Sunday, October 6, 2013

The way we organize our lives


Very often centers around what's happening in it at the time.

For me it's having things to organize the cancer stuff. This phrase alone makes me roll my eyes a bit. I promise you. And of course me being me I resisted this idea at first. Not being organized rather resisting giving more space to this frustrating all encompassing disease. However the situation at hand doesn't allow anything else. In all my other ways in life I do my best to not let chaos and disorder ruin my flow and movement so it must be applied here. Just a little odd, that's all. 

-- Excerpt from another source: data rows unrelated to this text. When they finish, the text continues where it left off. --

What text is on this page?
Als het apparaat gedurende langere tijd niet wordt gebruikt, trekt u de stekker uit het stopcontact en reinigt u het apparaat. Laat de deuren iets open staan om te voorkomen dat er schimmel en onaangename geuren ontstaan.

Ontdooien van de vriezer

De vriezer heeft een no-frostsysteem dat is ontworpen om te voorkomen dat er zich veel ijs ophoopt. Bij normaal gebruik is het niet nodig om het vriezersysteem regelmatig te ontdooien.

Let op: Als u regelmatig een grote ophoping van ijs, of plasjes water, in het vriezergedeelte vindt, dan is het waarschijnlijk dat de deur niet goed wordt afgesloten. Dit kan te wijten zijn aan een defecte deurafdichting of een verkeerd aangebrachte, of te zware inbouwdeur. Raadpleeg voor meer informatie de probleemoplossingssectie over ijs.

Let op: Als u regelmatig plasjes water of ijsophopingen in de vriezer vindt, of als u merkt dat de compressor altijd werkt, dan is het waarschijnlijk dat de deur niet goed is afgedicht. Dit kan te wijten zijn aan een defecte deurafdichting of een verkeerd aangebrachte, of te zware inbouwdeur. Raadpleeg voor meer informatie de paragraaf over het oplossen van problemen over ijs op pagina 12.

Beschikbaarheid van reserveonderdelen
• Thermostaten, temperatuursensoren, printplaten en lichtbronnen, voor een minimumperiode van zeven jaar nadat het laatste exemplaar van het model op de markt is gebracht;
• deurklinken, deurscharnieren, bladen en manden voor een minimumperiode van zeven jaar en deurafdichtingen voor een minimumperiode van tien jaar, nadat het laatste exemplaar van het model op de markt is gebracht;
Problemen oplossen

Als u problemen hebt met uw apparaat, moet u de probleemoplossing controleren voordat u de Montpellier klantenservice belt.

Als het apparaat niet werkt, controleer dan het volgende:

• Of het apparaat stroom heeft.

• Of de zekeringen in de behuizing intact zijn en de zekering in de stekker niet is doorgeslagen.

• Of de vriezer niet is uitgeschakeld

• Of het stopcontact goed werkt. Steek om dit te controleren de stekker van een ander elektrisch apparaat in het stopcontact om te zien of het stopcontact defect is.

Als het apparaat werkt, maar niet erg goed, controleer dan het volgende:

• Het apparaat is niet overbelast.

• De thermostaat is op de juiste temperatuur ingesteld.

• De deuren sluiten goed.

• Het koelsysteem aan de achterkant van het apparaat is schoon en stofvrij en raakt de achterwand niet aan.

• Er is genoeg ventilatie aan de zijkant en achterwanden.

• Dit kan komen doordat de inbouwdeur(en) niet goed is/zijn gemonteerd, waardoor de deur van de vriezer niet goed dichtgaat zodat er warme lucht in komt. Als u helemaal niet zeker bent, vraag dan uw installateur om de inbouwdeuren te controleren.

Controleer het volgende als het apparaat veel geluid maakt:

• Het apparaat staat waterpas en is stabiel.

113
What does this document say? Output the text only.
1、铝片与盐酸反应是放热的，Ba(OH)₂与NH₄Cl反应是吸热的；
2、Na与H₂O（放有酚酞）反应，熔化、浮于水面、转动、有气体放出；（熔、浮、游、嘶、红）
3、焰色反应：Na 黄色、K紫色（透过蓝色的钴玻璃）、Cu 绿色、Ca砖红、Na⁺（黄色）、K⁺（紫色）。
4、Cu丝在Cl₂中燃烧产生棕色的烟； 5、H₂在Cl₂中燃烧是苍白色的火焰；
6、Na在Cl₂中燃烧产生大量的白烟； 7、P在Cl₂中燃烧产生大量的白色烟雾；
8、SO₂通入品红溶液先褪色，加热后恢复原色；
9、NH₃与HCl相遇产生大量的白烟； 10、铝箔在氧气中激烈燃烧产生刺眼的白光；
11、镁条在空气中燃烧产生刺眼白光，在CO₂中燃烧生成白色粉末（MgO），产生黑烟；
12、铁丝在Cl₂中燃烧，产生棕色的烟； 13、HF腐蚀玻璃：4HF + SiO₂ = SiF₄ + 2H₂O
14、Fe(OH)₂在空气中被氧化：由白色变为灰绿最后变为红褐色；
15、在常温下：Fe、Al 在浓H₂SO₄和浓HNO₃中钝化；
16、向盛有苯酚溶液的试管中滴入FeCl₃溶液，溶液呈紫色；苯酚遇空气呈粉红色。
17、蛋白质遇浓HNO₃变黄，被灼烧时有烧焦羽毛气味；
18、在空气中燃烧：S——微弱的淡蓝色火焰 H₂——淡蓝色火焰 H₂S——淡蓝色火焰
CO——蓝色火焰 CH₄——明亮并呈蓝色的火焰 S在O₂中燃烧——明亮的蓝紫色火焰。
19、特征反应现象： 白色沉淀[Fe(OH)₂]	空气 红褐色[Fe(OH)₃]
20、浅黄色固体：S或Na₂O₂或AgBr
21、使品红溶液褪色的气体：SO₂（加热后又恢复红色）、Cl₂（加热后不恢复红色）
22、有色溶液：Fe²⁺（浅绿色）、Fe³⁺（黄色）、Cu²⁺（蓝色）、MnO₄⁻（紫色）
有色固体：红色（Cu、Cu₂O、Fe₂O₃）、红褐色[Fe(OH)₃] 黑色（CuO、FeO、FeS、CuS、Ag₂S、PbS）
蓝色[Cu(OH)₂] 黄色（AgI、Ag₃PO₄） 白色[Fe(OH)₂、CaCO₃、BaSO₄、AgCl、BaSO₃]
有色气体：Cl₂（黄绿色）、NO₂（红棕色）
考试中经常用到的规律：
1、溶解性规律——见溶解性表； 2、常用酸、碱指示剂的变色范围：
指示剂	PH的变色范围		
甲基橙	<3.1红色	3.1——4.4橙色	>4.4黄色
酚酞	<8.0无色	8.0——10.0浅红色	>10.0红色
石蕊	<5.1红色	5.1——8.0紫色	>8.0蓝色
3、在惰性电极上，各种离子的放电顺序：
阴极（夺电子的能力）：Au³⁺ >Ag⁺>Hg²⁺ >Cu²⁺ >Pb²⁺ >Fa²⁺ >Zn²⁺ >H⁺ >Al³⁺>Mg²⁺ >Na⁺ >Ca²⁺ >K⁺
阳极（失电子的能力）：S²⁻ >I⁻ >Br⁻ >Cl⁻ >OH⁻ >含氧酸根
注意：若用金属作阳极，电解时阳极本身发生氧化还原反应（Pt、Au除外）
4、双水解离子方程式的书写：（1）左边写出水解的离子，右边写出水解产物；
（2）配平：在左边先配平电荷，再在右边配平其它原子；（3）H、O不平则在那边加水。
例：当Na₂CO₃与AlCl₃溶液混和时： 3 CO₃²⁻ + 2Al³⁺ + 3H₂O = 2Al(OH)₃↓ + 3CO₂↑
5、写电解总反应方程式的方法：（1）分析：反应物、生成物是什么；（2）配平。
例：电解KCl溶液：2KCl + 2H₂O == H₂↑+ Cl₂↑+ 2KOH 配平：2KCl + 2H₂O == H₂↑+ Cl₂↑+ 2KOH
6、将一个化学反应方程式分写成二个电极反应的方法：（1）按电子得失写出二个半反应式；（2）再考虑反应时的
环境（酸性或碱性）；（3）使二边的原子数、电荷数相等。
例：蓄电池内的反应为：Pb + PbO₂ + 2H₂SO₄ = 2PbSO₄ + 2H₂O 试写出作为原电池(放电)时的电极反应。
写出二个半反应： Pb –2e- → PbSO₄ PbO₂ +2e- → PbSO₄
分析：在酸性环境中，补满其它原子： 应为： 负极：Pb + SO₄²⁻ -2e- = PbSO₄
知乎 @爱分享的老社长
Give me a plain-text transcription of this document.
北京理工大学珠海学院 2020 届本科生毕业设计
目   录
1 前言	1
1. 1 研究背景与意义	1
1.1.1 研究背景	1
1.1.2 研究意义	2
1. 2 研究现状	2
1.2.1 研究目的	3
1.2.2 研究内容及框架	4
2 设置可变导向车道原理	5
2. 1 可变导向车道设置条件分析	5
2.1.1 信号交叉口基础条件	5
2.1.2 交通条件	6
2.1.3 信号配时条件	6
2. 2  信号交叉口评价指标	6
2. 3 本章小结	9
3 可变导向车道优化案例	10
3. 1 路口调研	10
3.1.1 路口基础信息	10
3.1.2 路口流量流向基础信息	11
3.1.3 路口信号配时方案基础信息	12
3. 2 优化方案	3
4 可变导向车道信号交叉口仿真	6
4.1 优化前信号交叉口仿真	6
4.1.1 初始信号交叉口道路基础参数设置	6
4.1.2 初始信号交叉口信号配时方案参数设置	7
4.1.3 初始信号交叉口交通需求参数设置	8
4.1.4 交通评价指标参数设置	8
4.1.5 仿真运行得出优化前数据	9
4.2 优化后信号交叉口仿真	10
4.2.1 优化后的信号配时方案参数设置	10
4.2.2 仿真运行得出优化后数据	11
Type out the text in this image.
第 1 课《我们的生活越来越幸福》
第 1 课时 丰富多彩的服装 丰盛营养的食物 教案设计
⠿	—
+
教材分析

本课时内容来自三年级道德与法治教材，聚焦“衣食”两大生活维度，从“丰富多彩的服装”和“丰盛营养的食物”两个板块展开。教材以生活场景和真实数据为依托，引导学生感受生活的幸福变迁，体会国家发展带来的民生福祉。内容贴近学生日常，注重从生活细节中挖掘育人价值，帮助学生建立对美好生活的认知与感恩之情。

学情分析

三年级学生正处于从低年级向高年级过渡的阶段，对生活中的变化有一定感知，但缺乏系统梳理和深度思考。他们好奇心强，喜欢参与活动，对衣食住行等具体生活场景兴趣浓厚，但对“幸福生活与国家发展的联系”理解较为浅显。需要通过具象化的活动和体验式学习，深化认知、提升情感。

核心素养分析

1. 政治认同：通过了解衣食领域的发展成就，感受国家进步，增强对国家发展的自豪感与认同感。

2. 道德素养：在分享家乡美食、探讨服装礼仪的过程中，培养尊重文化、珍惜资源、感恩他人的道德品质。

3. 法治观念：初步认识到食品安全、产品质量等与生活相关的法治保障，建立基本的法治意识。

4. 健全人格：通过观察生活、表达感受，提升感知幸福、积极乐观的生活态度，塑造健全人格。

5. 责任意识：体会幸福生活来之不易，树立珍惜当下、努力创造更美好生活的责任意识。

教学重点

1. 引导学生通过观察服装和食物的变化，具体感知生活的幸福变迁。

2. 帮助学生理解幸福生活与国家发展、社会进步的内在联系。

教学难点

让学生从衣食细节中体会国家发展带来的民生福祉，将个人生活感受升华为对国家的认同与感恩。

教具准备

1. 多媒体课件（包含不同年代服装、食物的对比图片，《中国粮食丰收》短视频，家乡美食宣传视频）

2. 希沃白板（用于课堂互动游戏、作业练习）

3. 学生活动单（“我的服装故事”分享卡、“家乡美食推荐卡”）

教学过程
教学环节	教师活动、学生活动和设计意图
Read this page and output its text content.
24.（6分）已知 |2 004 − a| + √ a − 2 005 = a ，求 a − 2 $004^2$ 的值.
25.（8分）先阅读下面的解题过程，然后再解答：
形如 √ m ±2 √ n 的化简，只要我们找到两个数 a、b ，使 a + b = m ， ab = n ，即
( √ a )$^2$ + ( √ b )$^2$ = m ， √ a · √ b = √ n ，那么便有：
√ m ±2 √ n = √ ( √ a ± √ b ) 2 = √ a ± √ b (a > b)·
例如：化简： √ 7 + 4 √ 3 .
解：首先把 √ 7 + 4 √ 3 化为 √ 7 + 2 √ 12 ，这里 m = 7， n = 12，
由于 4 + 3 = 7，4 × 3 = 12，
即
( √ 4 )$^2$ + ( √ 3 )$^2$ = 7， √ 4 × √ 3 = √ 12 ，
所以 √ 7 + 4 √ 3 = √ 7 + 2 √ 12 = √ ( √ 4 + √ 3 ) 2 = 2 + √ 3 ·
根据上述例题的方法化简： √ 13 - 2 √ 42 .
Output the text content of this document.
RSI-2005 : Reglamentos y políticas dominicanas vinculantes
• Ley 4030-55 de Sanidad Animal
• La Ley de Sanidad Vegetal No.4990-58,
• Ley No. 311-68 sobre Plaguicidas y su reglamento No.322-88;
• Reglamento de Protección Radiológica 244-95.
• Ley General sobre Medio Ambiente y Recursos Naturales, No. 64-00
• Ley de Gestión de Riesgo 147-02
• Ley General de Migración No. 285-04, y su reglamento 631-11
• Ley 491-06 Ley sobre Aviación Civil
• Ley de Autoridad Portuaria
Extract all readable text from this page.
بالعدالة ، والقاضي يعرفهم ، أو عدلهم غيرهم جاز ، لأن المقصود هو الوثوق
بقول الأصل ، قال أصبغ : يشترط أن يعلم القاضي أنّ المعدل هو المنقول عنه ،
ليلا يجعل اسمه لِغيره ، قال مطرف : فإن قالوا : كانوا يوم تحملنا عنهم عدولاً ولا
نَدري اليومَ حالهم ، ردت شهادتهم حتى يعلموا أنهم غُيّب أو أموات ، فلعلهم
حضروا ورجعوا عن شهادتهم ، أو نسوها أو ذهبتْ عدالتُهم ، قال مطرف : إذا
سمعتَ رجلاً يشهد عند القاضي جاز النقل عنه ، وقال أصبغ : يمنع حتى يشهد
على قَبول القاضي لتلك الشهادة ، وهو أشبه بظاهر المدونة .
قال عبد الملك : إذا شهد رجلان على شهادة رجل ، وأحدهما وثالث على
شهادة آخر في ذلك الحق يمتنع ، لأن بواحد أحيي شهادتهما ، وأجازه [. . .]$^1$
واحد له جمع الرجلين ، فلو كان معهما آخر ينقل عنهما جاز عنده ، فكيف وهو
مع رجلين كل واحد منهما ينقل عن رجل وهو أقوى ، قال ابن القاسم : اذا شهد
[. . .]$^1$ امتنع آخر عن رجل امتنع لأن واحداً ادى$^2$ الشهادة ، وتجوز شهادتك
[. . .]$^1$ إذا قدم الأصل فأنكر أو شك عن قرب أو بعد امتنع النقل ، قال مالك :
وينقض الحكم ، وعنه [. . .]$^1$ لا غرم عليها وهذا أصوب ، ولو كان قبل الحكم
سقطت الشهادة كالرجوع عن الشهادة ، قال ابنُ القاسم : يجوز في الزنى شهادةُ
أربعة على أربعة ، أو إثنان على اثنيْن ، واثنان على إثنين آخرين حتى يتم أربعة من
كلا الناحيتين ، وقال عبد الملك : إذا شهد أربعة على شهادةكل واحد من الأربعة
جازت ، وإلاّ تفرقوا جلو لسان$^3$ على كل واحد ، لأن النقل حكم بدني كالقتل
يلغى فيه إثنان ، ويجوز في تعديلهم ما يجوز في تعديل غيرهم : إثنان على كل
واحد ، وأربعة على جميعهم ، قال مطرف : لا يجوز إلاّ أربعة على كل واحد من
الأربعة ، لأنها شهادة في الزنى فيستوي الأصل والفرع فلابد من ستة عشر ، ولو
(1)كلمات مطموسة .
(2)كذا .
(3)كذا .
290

 Happily I can say that all appointments with my Doctors and related visits are confirmed through email. I read it, send an email to my daughter to calendar it for the family to stay updated and in it goes to my cancer email folder. Although sheepishly I admit it has a bad word before it with an arrow pointing at the word cancer. I created the folder on a day when I was feeling overwhelmed and not all together. I recall punching the keys on my keyboard a little harder than needed when typing in that folder description. It does make me smile sometimes now when I see it. Judge me not for it's my only form of allowed rebellion and a way to show my dislike of the whole situation without screaming for 5 full minutes in a row while kicking my feet on the ground. Without interruption. Hey, I never said having cancer would mature me anymore. 

So now I have a cancer bag that I put all my reports, receipts, films and my notebook for questions that I cart around almost everyday. I'm in fear of running to an important appointment not able to present what's needed, thus failing to get the information to take the next step. I tried at first to make it just a cancer folder. I chose a nice clean white one. Practicality and functionality forced that right out the window. Hence the bag. 

I even have a cancer pen. You know that goes in the bag. To avoid fumbling around when I need to jot down my info at a moments notice. But still. It's a cancer pen.

It might all seem normal to anyone else. Right? We organize and label according to our life at the moment. And eventually it will to me. Maybe. It's just I often find myself stuck between two places. One is a functioning normal person processing tough things at a terribly difficult time. Calmly positively moving in the direction I need to fight this and get back to my normal self (will I ever be normal again I wonder). Another is a person who wants to quit this ridiculous job of fighting cancer throwing my keys on the desk and walk away while mumbling this isn't me, you've made a mistake. 

So organizing, filing and labeling provides a small illusion of order and control on an extremely fast moving train. That job? I'll accept it.